Moral und Rechtfertigungs-Postulat

Das Dilemma des vermeintlich moralisch besseren Menschen ist, dass sein positives Selbstbild erhalten bleiben muss. Um das zu erreichen, wird er sich in jeder Lebenslage eine Rechtfertigung zurechtlegen, die sein Handeln reinwäscht. Die ökonomische Eingebundenheit in das Gesellschaftssystem formt eine Selbstbestätigungsstruktur, die das Ich als moralische Instanz aufrecht erhalten muss. Dort ist sie, wenn sie Böses tun muss, entweder dazu gezwungen oder das Böse wird als das kleinere Übel kommuniziert. Ein Monsanto-Mitarbeiter könnte argumentieren, dass nur durch genetische Manipulation von Saatgut in Kombination mit der Verabreichnung von Insektiziden eine langfristige Ernährung der Weltbevölkerung möglich wäre. Ein amerikanischer Millitärangehöriger könnte selbstrechtfertigend argumentieren, dass er die Atombombe auf Russland werfen müsse, um zu verhindern, dass Russland es zuerst tut. So wird Unmenschlichkeit in eine moralische Verpflichtung umgemünzt.

Waterboarding und Beschneidung der Bürgerrechte als gute Tat

Von außen betrachtet – die subjektive Wahrnehmung außer Acht gelassen – würde solch eine Argumentation irrwitzig anmuten. Tasächlich wurde die amerikanische Demokratie nach dem 11. September 2001 in Amerika in Teilen außer Kraft gesetzt, indem Präsident George W. Bush größeren Schaden von Amerika abwenden wollte. Unter dem Label Terrorismusbekämpfung wurde mit dem Patriot Act das Heimatschutzministerium eingerichtet, das über der gängigen Rechtssprechung steht. Das hatte außerdem zur Folge, dass Geheimgerichte und Guantanamo als externes – nach amerikanischer Verfassung widerrechtliches Gefangenenlager – eingerichtet wurden. Die USA hatten außerdem begonnen, systematisch zu foltern. Und all dies innerhalb eines Selbstbildes, das sich selbst moralisch legitimiert sah. Waterboarding, Aushebung der Bürgerrechte, Verfolgung von Kritikern dieser Maßnahmen – all dies war innerhalb des Selbstbildkosmos‘ der höheren Gerechtigkeit gerechtfertigt, weil das Postulat, ein besserer Mensch zu sein, dies folgerichtig scheinbar nach sich zog, auch wenn institutionelle Gewalttätigkeiten und Abschaffung von Bürgerrechten keine Zwangsläufigkeit darstellen müssen. Eine Deklaration als „Das Böse“ rechtfertigt im Zweifelsfall alles in der Menschheitsgeschichte, ob Massenvergewaltigungen, Genozid, Kriege oder die Abschaffung der Demokratie.

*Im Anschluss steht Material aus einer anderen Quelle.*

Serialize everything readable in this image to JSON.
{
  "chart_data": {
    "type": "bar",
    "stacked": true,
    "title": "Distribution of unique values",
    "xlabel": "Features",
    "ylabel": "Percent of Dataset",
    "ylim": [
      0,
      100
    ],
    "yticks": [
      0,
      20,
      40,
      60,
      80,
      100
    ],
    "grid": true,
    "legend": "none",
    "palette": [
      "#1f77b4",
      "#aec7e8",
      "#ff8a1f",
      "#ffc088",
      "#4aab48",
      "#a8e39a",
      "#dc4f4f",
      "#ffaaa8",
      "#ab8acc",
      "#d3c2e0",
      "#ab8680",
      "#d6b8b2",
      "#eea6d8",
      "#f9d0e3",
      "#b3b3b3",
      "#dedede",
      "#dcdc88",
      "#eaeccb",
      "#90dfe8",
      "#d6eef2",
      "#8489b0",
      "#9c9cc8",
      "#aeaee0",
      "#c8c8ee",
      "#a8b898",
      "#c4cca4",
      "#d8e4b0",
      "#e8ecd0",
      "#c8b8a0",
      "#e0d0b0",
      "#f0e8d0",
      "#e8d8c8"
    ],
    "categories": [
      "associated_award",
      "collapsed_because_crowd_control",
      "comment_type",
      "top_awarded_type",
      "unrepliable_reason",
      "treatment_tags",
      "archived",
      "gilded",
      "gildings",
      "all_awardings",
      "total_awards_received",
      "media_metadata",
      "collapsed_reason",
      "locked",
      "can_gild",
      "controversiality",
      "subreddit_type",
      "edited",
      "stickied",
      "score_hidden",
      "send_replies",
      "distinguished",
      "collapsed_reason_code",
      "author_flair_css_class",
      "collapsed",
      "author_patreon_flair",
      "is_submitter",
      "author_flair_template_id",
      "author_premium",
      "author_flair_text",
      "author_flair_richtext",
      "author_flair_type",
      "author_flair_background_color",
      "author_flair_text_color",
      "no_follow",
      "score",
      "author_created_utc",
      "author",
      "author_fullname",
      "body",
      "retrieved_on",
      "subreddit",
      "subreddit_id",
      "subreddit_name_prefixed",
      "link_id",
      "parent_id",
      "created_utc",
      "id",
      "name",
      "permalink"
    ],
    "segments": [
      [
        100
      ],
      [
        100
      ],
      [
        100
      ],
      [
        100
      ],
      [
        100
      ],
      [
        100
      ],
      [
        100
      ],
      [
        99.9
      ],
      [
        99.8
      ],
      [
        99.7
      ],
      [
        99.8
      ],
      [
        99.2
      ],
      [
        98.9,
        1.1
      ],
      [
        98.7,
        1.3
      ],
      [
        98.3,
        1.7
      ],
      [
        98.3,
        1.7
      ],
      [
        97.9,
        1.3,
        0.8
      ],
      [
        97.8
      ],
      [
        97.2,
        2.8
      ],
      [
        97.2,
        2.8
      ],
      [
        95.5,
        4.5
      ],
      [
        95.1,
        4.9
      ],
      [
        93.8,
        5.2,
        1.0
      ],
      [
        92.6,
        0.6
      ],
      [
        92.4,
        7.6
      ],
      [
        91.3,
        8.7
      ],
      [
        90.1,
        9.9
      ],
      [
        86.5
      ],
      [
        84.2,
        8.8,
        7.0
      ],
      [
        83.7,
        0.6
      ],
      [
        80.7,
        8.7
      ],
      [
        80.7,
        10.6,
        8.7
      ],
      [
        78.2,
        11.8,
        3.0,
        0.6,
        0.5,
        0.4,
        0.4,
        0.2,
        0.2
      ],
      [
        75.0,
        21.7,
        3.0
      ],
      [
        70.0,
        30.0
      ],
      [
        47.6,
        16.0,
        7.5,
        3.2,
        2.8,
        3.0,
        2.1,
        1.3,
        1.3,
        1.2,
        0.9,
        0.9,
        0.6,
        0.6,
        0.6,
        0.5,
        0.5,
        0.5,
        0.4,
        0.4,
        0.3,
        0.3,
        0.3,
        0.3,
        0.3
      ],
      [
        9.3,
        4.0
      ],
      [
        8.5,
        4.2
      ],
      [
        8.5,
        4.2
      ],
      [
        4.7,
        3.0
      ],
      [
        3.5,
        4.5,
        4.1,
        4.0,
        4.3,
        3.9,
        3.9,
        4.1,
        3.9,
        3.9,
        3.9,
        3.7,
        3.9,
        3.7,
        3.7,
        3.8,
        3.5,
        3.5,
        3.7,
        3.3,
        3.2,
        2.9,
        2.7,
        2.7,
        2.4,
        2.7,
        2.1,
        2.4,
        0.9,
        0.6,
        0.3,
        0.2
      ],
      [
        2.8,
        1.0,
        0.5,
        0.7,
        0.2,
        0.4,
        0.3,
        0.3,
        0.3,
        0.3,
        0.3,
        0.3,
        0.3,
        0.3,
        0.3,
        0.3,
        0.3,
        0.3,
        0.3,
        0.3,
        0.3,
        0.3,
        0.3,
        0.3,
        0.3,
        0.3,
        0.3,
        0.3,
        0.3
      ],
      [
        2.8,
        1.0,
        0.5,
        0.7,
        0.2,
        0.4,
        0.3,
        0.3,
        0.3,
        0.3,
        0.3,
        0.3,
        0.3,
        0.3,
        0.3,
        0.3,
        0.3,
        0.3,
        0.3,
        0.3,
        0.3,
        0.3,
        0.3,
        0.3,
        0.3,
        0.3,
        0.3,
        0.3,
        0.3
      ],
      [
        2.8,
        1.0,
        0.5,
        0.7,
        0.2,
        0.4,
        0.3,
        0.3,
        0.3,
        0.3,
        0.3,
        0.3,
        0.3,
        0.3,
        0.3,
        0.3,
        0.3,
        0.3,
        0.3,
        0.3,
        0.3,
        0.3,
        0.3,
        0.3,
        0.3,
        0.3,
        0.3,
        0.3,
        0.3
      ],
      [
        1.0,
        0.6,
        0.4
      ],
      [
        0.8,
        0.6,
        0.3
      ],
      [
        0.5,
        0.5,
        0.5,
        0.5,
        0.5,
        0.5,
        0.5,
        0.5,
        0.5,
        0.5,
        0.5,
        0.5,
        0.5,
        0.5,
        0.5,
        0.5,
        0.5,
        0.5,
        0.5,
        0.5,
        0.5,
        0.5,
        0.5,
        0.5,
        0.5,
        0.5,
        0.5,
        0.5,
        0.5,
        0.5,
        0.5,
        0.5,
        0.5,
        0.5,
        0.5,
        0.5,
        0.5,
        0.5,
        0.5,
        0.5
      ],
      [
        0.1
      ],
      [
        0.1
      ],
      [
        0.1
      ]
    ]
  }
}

Das Ende der Begrifflichkeiten „Gut“ und „Böse“

Immer dann, wenn ein Mensch sich explizit als besseren Mensch sieht und sich darüber definiert, wird er seine Wahrnehmung, die im Normalfall an den Postulaten des Gemeinwohls justiert ist, durch Selbstsuggestion und ein gruppenmanipulatives zudem medial verbreitetes Mantra einschränken. Die Lösung des Problems liegt darin, die Gleichwertigkeit aller Menschen als Grundlage zu setzen – ohne Gut und Böse. Dies zu akzeptieren und sich damit der klassischen Bewertung von menschlichem Verhalten zu entziehen, ist in der praktischen Umsetzung schwer. Zumal trotz einer Wahrnehmung, die sich den Gegebenheiten des Menschseins und seiner Eingebundenheit annimmt – wenn zum Beispiel politisch divergierende Meinungen in Handlungen münden, die weiterhin umstritten bleiben müssen. Gut und Böse in ihrer infantilen Begrifflichkeit abzuschaffen, heißt nicht, für die eigenen Werte und Ideale nicht einzustehen.